Un político español, aragonés de nación y catalán de adopción, monta en cólera cuando en un coloquio alguien del público comete la imprudencia de llamarlo por su nombre de pila, es decir, por el nombre que le impusieron cuando lo cristianaron, y que él, por imperativo de su filiación política, prefiere oír traducido.
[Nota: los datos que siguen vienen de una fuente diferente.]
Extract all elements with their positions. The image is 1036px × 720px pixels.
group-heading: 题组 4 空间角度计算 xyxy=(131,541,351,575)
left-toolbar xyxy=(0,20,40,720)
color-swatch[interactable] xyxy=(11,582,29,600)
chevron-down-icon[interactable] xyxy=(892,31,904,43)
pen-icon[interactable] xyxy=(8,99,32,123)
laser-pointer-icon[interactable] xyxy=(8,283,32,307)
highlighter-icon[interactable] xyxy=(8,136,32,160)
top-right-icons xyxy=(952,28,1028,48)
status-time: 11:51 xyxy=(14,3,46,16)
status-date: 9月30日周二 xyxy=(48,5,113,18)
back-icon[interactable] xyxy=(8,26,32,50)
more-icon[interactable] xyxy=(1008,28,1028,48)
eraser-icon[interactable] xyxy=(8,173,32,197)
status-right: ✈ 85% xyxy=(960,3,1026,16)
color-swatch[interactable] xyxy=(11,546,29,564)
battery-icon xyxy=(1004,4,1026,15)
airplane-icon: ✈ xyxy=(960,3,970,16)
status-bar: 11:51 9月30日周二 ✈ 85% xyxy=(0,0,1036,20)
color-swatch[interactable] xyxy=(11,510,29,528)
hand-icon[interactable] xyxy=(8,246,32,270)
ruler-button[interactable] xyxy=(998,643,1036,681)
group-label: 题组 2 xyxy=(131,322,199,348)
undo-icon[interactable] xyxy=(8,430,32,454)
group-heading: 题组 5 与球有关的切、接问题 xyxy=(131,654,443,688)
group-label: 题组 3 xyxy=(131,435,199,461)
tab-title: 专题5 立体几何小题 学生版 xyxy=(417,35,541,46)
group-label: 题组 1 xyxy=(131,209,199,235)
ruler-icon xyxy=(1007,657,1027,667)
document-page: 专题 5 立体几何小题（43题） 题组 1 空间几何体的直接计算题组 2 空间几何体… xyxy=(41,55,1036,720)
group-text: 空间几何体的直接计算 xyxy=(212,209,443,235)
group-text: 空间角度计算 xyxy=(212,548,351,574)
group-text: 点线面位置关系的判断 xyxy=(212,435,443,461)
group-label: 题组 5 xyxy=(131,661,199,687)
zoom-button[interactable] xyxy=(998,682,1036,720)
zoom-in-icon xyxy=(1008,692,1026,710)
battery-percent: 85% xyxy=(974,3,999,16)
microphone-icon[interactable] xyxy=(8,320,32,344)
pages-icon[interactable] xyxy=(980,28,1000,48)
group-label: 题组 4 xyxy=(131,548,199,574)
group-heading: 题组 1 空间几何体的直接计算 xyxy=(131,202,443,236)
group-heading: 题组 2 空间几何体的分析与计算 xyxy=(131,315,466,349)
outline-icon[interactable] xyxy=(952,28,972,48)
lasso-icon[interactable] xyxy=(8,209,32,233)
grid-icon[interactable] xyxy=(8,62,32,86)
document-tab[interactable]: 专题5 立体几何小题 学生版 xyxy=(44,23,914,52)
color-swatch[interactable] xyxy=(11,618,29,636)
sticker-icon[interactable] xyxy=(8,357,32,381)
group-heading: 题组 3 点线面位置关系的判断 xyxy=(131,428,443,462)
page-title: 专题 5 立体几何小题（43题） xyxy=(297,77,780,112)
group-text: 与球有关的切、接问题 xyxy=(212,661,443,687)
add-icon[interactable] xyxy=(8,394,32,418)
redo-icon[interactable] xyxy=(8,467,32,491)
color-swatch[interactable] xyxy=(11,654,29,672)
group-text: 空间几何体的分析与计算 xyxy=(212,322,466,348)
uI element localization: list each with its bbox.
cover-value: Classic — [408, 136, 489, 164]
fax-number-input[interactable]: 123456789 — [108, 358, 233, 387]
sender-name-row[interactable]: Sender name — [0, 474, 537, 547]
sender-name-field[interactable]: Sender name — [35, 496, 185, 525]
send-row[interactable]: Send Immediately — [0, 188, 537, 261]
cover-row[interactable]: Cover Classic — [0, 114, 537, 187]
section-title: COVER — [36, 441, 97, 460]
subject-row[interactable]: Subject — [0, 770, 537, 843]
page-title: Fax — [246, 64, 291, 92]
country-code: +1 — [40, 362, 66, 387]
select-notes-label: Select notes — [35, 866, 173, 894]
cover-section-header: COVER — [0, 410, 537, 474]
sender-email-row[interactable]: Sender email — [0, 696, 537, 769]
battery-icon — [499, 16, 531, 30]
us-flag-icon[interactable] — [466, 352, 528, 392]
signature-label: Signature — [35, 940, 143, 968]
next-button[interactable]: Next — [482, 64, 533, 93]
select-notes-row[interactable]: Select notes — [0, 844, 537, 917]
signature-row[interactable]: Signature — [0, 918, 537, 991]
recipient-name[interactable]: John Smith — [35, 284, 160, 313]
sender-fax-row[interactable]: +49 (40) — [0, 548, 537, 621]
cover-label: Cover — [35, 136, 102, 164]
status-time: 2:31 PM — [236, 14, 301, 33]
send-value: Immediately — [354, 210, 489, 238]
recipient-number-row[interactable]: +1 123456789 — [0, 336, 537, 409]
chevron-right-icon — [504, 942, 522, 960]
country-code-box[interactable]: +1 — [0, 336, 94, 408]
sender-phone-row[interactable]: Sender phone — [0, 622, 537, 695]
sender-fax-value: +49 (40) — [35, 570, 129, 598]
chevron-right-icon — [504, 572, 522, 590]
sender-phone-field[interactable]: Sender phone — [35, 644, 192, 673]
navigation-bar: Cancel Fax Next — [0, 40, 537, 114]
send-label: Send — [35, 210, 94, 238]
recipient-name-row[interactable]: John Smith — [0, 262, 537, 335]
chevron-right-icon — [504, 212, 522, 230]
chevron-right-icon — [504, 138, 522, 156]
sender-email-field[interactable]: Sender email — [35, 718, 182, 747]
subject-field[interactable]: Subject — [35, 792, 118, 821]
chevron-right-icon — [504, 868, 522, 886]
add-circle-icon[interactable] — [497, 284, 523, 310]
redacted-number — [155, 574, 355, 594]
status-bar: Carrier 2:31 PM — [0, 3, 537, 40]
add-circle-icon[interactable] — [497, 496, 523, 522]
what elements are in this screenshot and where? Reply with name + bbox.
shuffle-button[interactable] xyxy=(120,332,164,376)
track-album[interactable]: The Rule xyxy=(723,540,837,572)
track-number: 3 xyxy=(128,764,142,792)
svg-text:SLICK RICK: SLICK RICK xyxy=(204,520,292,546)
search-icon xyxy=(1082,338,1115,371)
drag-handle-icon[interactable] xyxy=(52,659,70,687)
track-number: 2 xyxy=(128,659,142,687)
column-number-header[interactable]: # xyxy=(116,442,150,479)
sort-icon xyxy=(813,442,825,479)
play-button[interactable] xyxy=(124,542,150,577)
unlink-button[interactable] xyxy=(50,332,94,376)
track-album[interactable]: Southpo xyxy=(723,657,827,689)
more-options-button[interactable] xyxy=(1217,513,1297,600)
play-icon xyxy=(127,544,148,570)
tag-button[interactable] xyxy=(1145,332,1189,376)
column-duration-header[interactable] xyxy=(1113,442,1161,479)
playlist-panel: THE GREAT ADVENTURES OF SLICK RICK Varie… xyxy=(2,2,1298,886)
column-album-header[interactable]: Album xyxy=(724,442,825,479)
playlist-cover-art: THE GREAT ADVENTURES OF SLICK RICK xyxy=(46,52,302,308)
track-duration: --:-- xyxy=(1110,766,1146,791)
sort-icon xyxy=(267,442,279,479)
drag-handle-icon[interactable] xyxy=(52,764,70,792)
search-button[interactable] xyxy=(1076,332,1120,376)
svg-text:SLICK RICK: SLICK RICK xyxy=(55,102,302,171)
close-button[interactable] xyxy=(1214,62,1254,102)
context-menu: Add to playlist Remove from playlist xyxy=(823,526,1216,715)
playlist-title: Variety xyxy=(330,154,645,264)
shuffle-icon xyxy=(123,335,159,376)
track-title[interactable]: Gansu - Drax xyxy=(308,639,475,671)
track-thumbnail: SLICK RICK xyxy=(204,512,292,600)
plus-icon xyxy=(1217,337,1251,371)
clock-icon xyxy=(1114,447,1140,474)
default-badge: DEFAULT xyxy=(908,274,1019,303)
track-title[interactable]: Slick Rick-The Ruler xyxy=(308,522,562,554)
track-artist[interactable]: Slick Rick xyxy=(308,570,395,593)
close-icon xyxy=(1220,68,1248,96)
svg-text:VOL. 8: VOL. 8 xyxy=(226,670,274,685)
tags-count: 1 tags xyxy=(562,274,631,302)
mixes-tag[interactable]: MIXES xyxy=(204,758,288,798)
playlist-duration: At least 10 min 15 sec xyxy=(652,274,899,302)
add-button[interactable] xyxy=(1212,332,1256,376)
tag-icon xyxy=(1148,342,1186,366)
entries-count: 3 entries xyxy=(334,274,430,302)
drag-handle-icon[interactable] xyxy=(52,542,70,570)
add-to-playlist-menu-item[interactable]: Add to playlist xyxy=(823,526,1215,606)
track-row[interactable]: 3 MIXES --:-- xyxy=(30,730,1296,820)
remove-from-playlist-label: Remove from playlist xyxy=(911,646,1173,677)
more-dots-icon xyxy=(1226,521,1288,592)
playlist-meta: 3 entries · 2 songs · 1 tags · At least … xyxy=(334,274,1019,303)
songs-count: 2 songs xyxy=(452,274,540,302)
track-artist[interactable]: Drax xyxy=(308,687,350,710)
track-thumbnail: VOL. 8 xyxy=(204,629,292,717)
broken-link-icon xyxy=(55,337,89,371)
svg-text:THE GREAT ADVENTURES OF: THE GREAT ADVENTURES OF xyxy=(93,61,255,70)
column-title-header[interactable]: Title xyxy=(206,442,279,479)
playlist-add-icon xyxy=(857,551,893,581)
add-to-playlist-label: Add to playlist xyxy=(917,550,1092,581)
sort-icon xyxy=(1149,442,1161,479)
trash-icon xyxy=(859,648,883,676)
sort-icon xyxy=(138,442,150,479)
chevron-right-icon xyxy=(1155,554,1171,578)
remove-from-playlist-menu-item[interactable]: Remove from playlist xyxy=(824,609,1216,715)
En España existe una lengua común que además es universal, o intercontinental, o “avezada a cruzar océanos”, que dijo don Eugenio d’Ors, que no incurría en la cursilería o en la horterada de hacerse llamar Eugeni cuando estaba fuera de Cataluña, como Cambó no se hacía llamar Francesc en Madrid ni en Buenos Aires.
El catalán es una de las varias lenguas que los españoles tenemos para andar por casa, y en la que los catalanes por lo menos se hallan perfectamente a gusto y viene a ser algo así como el pijama y las babuchas. Nada más natural que el ciudadano de Lérida, de Gerona, de Villanueva y la Geltrú o del Ensanche barcelonés, al llegar a casa, cuelgue el castellano del perchero, se quite la corbata y los zapatos y se ponga el pijama y se calce las babuchas. Ahora bien, a nadie se le ocurriría salir a la calle, o ir de visita o al Liceo, en pijama y babuchas, y eso es lo que pasa cuando los catalanes hacen alarde de su lengua vernácula (y los andaluces, verbigracia, de nuestros idiotismos) fuera del ámbito local o familiar. Bien es verdad que al español, en tiempos de los que trata de hacerse “memoria histórica”, no le importaba salir a la calle en pijama.
Ahora hemos progresado, y al pijama lo ha sustituido el “chándal” y a las babuchas las zapatillas de deporte. No diré pues que el catalán que habla en su lengua fuera de tiesto salga a la calle en pijama, pero sí que sale en “chándal.”